The HAL Tejas Mark II, fitted with heavier GE 414 engine will roll out in 2022 will take to the skies in 2023. The Tejas Mark II is expected to join the Indian Air Force by 2026 with the capability of striking deep into enemy territory just like Mirage 2000s.
The indigenous built Tejas Mark II fighter jet will have the capacity to conduct operations such as the one the Indian Air Force undertook in Balakot and will replace the ageing Mirage 2000 fighters according to Program Director (Combat Aircraft), Aeronautical Development Agency Girish Deodhare.
On February 26, 2019, IAF’s Mirage 2000 entered a Jaish-e-Mohammed (JeM) terror camp in Balakot in Pakistani territory as retaliation for the terror group’s suicide attack on a CRPF convoy in Pulwama, Jammu & Kashmir.
The Hindustan Aeronautics Limited (HAL) Tejas Mark 2 is a single-engine multirole fighter designed by Aeronautical Development Agency (ADA) and HAL. The plane has tailless compound delta-wing configuration with high manoeuvrability.
The Mark II, fitted with heavier GE 414 engine, will roll out in 2022, take to the skies in 2023 and join IAF by 2026. The Tejas MK II is a 4.5 generation aircraft.
Program Director Deodhare said that the MK II will have double the range of its predecessor MK I and will be fitted with Astra II BVR air-to-air missiles with a range of at least 150 km.
“While Tejas MK I is for combat air patrol within the Indian territory, MK II will have the capacity to conduct Balakot-like surgical strikes in enemy territory as it will carry heavy standoff weapons like Crystal Maze and Spice missiles,” added Deodhare.
While work on MK II is proceeding as per schedule, ADA and Indian Air Force (IAF) sealed a deal for twin-engine advanced medium combat aircraft (AMCA) in the next three months. Earlier, IAF gave a written commitment to DRDO that it would buy the fifth-generation AMCA to strengthen its strike capabilities.
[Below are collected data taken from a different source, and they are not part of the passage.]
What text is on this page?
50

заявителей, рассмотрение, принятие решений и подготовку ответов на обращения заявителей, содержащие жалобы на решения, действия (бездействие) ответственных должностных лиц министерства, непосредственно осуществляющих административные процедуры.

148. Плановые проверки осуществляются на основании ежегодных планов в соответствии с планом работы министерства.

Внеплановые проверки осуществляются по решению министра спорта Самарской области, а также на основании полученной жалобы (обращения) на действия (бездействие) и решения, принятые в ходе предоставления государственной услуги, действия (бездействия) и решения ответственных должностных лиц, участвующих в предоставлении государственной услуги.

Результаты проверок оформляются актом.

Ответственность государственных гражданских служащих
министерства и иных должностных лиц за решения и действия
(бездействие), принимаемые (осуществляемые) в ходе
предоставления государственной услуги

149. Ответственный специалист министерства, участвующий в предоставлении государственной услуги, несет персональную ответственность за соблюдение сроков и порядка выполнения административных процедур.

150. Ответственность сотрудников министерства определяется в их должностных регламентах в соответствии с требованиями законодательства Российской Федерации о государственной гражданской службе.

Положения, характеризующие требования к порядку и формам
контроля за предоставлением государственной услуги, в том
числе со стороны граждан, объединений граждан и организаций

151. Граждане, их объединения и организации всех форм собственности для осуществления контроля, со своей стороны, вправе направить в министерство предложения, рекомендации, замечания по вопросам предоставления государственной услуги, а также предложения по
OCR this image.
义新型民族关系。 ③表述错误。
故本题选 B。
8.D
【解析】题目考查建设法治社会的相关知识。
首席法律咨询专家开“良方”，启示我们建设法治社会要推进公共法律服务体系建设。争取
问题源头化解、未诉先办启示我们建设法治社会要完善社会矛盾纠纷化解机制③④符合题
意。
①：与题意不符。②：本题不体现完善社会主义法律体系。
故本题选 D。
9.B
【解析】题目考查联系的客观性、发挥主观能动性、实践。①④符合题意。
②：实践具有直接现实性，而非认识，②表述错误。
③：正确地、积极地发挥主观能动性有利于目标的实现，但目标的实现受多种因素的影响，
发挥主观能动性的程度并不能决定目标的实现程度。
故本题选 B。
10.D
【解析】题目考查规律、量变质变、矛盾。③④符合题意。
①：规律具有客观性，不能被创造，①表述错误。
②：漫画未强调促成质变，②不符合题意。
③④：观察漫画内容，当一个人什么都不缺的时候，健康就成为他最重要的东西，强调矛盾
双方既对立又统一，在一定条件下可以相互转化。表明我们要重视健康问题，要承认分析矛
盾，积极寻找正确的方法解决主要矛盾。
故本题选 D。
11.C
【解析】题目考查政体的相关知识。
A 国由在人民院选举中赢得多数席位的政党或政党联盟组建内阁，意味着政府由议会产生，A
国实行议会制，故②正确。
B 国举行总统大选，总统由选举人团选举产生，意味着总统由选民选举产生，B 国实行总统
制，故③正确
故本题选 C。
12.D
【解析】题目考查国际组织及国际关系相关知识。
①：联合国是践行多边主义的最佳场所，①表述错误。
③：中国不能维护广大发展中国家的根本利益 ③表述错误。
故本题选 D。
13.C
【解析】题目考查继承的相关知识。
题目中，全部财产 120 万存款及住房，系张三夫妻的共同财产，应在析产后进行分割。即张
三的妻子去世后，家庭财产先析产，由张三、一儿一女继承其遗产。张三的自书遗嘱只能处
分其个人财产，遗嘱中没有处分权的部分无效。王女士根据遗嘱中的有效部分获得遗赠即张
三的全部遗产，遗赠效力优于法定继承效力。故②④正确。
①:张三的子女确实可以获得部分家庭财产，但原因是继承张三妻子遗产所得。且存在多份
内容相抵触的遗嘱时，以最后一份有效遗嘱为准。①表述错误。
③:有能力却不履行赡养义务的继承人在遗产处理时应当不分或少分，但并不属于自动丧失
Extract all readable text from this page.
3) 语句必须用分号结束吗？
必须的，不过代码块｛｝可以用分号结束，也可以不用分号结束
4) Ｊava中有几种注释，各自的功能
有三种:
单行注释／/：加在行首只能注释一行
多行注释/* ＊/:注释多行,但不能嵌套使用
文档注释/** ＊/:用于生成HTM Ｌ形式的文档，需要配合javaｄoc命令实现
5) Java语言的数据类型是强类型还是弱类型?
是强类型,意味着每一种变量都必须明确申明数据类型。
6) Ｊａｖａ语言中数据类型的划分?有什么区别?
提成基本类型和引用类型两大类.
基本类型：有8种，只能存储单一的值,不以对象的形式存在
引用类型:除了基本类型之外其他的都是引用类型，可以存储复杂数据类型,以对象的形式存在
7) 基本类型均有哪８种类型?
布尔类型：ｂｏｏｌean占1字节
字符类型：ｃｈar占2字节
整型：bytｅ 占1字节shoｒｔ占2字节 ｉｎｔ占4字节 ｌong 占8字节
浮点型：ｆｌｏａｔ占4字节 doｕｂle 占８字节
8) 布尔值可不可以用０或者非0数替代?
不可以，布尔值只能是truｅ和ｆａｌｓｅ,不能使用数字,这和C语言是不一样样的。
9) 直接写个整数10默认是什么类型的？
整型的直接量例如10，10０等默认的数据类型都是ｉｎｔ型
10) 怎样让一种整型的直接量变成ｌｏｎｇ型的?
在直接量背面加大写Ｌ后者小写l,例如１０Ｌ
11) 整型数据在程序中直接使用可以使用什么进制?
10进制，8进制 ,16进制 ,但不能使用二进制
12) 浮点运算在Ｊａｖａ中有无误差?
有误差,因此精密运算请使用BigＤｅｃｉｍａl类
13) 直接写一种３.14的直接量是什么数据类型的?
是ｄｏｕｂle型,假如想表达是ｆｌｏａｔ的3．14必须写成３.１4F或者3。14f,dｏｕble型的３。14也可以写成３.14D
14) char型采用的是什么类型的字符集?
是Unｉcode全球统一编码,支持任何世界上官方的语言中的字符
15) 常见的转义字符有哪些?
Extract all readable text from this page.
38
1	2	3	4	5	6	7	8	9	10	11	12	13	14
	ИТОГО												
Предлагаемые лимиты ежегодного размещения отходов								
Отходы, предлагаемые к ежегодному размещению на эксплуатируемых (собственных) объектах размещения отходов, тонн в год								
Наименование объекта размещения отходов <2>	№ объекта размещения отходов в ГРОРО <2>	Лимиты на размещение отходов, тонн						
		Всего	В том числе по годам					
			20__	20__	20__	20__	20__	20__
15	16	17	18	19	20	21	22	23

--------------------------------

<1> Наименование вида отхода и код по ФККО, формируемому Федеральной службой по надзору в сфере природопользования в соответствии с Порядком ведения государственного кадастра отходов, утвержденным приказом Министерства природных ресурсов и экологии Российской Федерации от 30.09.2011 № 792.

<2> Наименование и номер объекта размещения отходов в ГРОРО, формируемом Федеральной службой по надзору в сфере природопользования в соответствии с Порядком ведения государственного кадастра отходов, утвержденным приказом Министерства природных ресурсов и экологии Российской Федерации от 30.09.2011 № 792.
AMCA is expected to roll out in 2024 and take to the skies the following year.
According to Deodhare, Hindustan Aeronautics Limited (HAL) will produce 16 FOC 9Final Operational Clearance) Tejas plus eight trainers before the reverse integration of IAF’s Tejas in the initial configuration is taken up.
“HAL has done a commendable job to produce a FOC Tejas within a year of the design being frozen. This will help up in faster development of MK II as this only involves in upscaling of the existing platform with superior armaments, radar and avionics,” he said.
For the MK II, ADA in collaboration with its parent DRDO is developing the indigenous active electronically scanned array (AESA) radar, which is not only difficult to detect but also has a high resistance to jamming by the enemy during an engagement.
The Tejas Mark II would incorporate the new features of the Mark 1A as well as a new glass cockpit with an eight-by-twelve-inch multifunction display and an onboard oxygen system that collects air from the outside, removing the need for oxygen bottles.
According to secondary research by EurAsian Times and quoting open sources – Tejas Mark II will be equipped with a multi-sensor data fusion system which will feature an active electronically scanned array radar, infrared search and track and a missile approach warning system.
The fighter jet will also comprise of an internalized electronic warfare suite. The aircraft will be designed to have network-centric warfare capacity and will be equipped with artificial intelligence-based “optimally manned” cockpit.
The cockpit will be designed such that the ground control would be able to take over the controls of the aircraft in case the pilot becomes unconscious, after being alerted by a sensor in the helmet of the pilot.